The thermal infrared sensor can help monitor water distribution and consumption, an important issue in the West.
"We rely heavily on the thermal band of Landsats 5 and 7 and on the high-resolution Landsat images that permit determining water consumption on a field by field basis," Allen said. "The latter is important for water rights management."
USGS officials believe the Landsat fleet can hold out until LDCM's launch.
"With the maneuvers we've been doing to maintain their orbits, and God willing we don't have some kind of an anomaly, we should be able to overlap with the launch and checkout of Landsat 8," Quirk said.
But because of the difficulty of predicting the survivability of satellites, the potential of a Landsat data gap "looms large," according to NASA's LDCM Web site.
NASA oversees the acquisition and launch of Landsat spacecraft. USGS controllers operate the satellites.
The space agency began studying an eighth Landsat spacecraft shortly after the launch of Landsat 7 in 1999. NASA considered putting Landsat instruments on a commercial satellite, then opted to placing a land imager on the next-generation NPOESS weather satellites.
But that option added technical issues and mounting costs to the NPOESS program, which was already behind schedule and over budget.
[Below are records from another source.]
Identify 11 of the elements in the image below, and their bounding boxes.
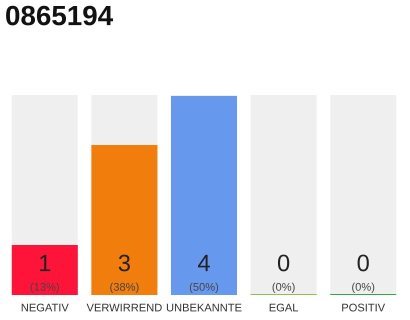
data-label: 3 (38%) [110, 254, 139, 293]
x-tick-label: VERWIRREND [86, 304, 162, 312]
x-tick-label: POSITIV [342, 304, 386, 312]
x-tick-label: NEGATIV [22, 304, 69, 312]
x-tick-label: UNBEKANNTE [166, 304, 242, 312]
data-label: 1 (13%) [30, 254, 59, 293]
x-tick-label: EGAL [270, 304, 298, 312]
data-label: 0 (0%) [272, 254, 295, 293]
data-label: 4 (50%) [190, 254, 218, 293]
chart-title: 0865194 [6, 6, 113, 26]
data-label: 0 (0%) [352, 254, 374, 293]
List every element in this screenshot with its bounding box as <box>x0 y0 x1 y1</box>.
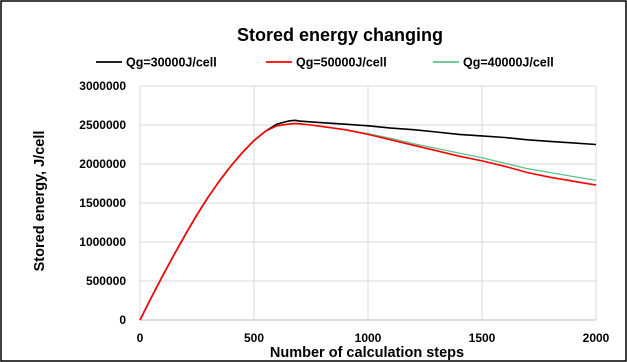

The White House intervened in December 2005, directing NASA to procure a dedicated satellite that eventually became LDCM.
An interruption in the Landsat program could harm research into climate change, ice fields, the carbon cycle and operational interests in agriculture, land use and resource management.
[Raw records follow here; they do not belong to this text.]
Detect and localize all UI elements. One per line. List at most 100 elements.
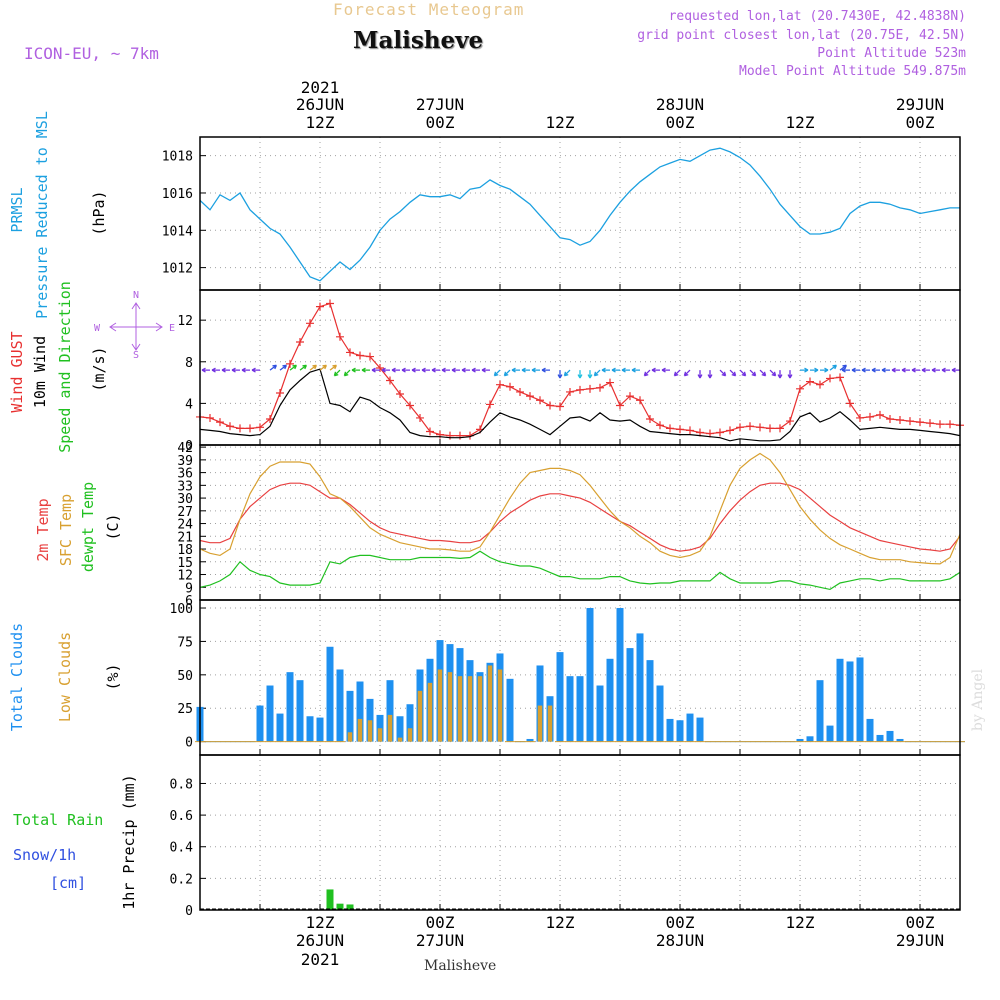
gust-marker [576, 385, 584, 394]
watermark: by Angel [970, 668, 986, 731]
low-cloud-bar [347, 732, 353, 742]
gust-marker [346, 348, 354, 357]
rain-bar [336, 903, 344, 910]
gust-marker [936, 420, 944, 429]
wind-direction-arrow [707, 370, 713, 379]
wind-direction-arrow [621, 367, 630, 373]
total-cloud-bar [656, 685, 664, 742]
pressure-ylabel-short: PRMSL [8, 187, 26, 232]
wind-direction-arrow [371, 367, 380, 373]
wind-direction-arrow [697, 370, 703, 379]
total-cloud-bar [836, 658, 844, 742]
wind-direction-arrow [361, 367, 370, 373]
wind-direction-arrow [683, 369, 691, 377]
compass-w: W [94, 323, 101, 334]
wind-direction-arrow [563, 369, 571, 377]
wind-direction-arrow [577, 370, 583, 379]
total-cloud-bar [316, 717, 324, 742]
gust-marker [926, 419, 934, 428]
time-label-bottom-year: 2021 [301, 950, 340, 969]
wind-direction-arrow [221, 367, 230, 373]
wind-direction-arrow [643, 369, 651, 377]
y-tick-label: 0.2 [170, 872, 193, 887]
y-tick-label: 8 [185, 356, 193, 371]
wind-direction-arrow [871, 367, 880, 373]
total-cloud-bar [596, 685, 604, 742]
low-cloud-bar [377, 728, 383, 742]
wind-direction-arrow [891, 367, 900, 373]
low-cloud-bar [457, 676, 463, 742]
panel-frame-precip [199, 754, 961, 911]
gust-marker [286, 359, 294, 368]
y-tick-label: 18 [177, 543, 193, 558]
total-cloud-bar [586, 608, 594, 742]
wind-direction-arrow [673, 369, 681, 377]
wind-direction-arrow [911, 367, 920, 373]
wind-direction-arrow [541, 367, 550, 373]
total-cloud-bar [646, 660, 654, 742]
total-cloud-bar [396, 716, 404, 742]
wind-direction-arrow [769, 369, 777, 377]
time-label-top-date: 27JUN [416, 95, 464, 114]
model-point-altitude: Model Point Altitude 549.875m [739, 64, 966, 79]
total-cloud-bar [276, 713, 284, 742]
y-tick-label: 25 [177, 702, 193, 717]
gust-marker [866, 412, 874, 421]
gust-marker [746, 422, 754, 431]
gust-marker [396, 390, 404, 399]
gust-marker [236, 424, 244, 433]
gust-marker [566, 387, 574, 396]
total-cloud-bar [266, 685, 274, 742]
gust-marker [786, 417, 794, 426]
product-title: Forecast Meteogram [333, 0, 525, 19]
time-label-bottom-hour: 00Z [426, 913, 455, 932]
wind-direction-arrow [820, 367, 829, 373]
precip-legend-rain: Total Rain [13, 811, 103, 829]
wind-direction-arrow [351, 367, 360, 373]
time-label-top-date: 26JUN [296, 95, 344, 114]
gust-marker [386, 376, 394, 385]
gust-marker [226, 422, 234, 431]
low-cloud-bar [387, 714, 393, 742]
gust-marker [326, 299, 334, 308]
gust-marker [536, 396, 544, 405]
total-cloud-bar [556, 652, 564, 742]
gust-marker [486, 400, 494, 409]
y-tick-label: 15 [177, 556, 193, 571]
time-label-bottom-date: 28JUN [656, 931, 704, 950]
total-cloud-bar [536, 665, 544, 742]
y-tick-label: 0.8 [170, 777, 193, 792]
time-label-top-hour: 00Z [906, 113, 935, 132]
gust-marker [276, 388, 284, 397]
low-cloud-bar [427, 682, 433, 742]
gust-marker [836, 373, 844, 382]
total-cloud-bar [326, 646, 334, 742]
low-cloud-bar [407, 728, 413, 742]
gust-marker [946, 420, 954, 429]
wind-direction-arrow [951, 367, 960, 373]
total-cloud-bar [606, 658, 614, 742]
wind-direction-arrow [329, 364, 337, 371]
time-label-top-date: 28JUN [656, 95, 704, 114]
wind-direction-arrow [241, 367, 250, 373]
total-cloud-bar [506, 678, 514, 742]
total-cloud-bar [616, 608, 624, 742]
total-cloud-bar [806, 736, 814, 742]
total-cloud-bar [296, 680, 304, 742]
gust-marker [736, 423, 744, 432]
low-cloud-bar [487, 665, 493, 742]
low-cloud-bar [397, 737, 403, 742]
y-tick-label: 36 [177, 467, 193, 482]
time-label-top-hour: 00Z [666, 113, 695, 132]
gust-marker [366, 352, 374, 361]
gust-marker [266, 414, 274, 423]
wind-direction-arrow [493, 369, 501, 377]
gust-marker [676, 425, 684, 434]
grid-pressure: 1012 1014 1016 1018 [162, 137, 960, 290]
wind-speed-line [199, 368, 961, 442]
wind-direction-arrow [901, 367, 910, 373]
compass-e: E [169, 323, 175, 334]
model-label: ICON-EU, ~ 7km [24, 44, 159, 63]
low-cloud-bar [437, 669, 443, 742]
The Landsat program has kept a constant vigil over Earth since the launch of Landsat 1 in 1972. The constellation's nearly 37-year legacy provides a robust archive of data at the fingertips of scientists.
"A sizable portion of our greenhouse gas contribution to the atmosphere comes from land use," Tucker said. "And having Landsat data to look back to the 1970s, from there to now, you can then calculate or approximate year-by-year what that contribution is, and that's extremely important."
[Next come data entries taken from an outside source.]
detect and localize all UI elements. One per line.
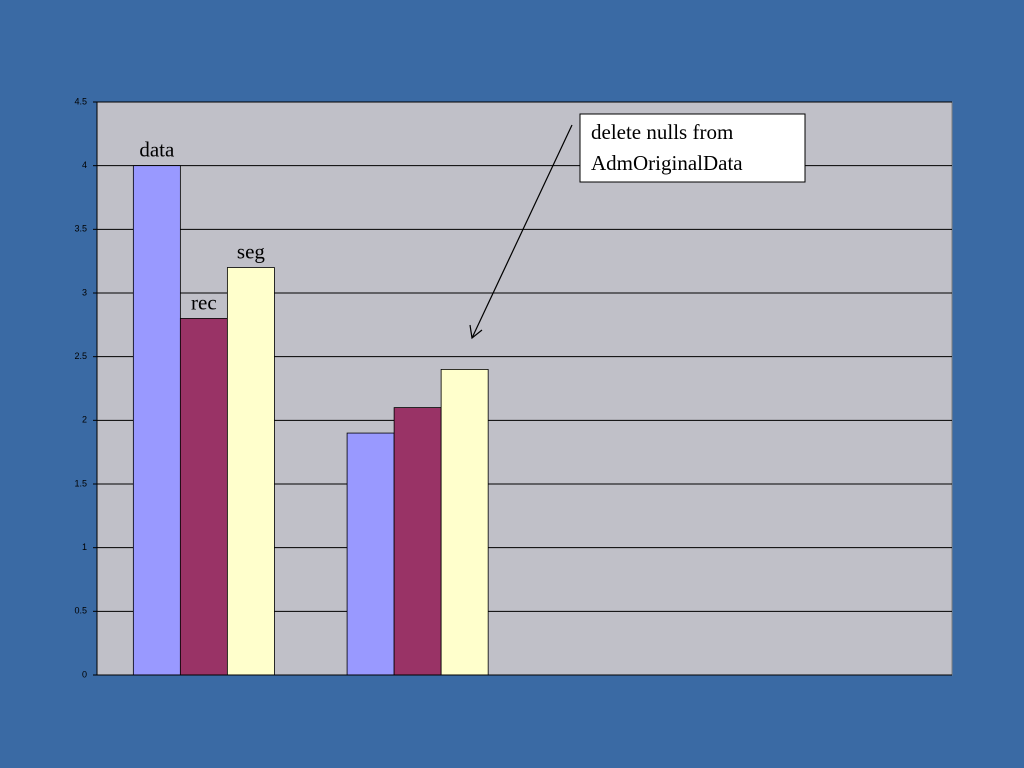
- y-tick-label: 0.5: [74, 606, 87, 616]
- bar: [226, 267, 275, 676]
- bar: [179, 318, 228, 676]
- y-tick-label: 4: [82, 160, 87, 170]
- arrow: [471, 124, 573, 339]
- y-tick-label: 0: [82, 669, 87, 679]
- series-label: rec: [191, 290, 217, 314]
- y-tick-label: 1: [82, 542, 87, 552]
- y-tick-label: 1.5: [74, 478, 87, 488]
- y-tick-label: 2.5: [74, 351, 87, 361]
- annotation-text: AdmOriginalData: [591, 151, 743, 175]
- bar: [440, 368, 489, 676]
- y-tick-label: 4.5: [74, 96, 87, 106]
- bar: [132, 165, 181, 676]
- arrow-head: [469, 324, 483, 340]
- bar: [393, 407, 442, 676]
- y-tick-label: 2: [82, 415, 87, 425]
- series-label: seg: [237, 239, 265, 263]
- annotation-text: delete nulls from: [591, 120, 733, 144]
- y-tick-label: 3.5: [74, 224, 87, 234]
- annotation-box: [579, 113, 806, 183]
- series-label: data: [139, 137, 175, 161]
- y-tick-label: 3: [82, 287, 87, 297]
- bar: [346, 432, 395, 676]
Tucker's specialty is forest research.
"In terms of vegetation, it's very useful if you want to study forest biomass and you know an area was cleared 30 or 35 years ago, then you know what the age of the regrowing trees are, and that's very important for determining what the biomass is," Tucker said.
Landsat time series are also crucial for keeping track of water, which is a scarce resource in deserts.
Landsat satellites are currently collecting more than 300 scenes per day globally. Those images go into an online archive, providing free access to scientists over the Internet.
"What we're seeing is people building up their own archives, and not only pulling down the most recent data over their sites, but they're going back in time and pulling down some of the thematic mapper data from the '80s," Quirk said.
Tucker said there are no international satellites offering free access to to Landsat-type data, elevating the urgent need for a U.S. follow-on spacecraft.
"This is what the United States has done, and this is why U.S. data are widely used by everyone," Tucker said. "The same is not true of China, the same is not true of India, and the same is not been true of other countries before."
A European Space Agency Sentinel satellite scheduled for launch in about four years will collect data comparable to the Landsat system and provide it to international researchers at low costs, but LDCM should be operational by then.
It's up to a dedicated control team to keep the remarkable Landsat legacy intact for another three years, long enough for a fresh satellite to take over the mantle.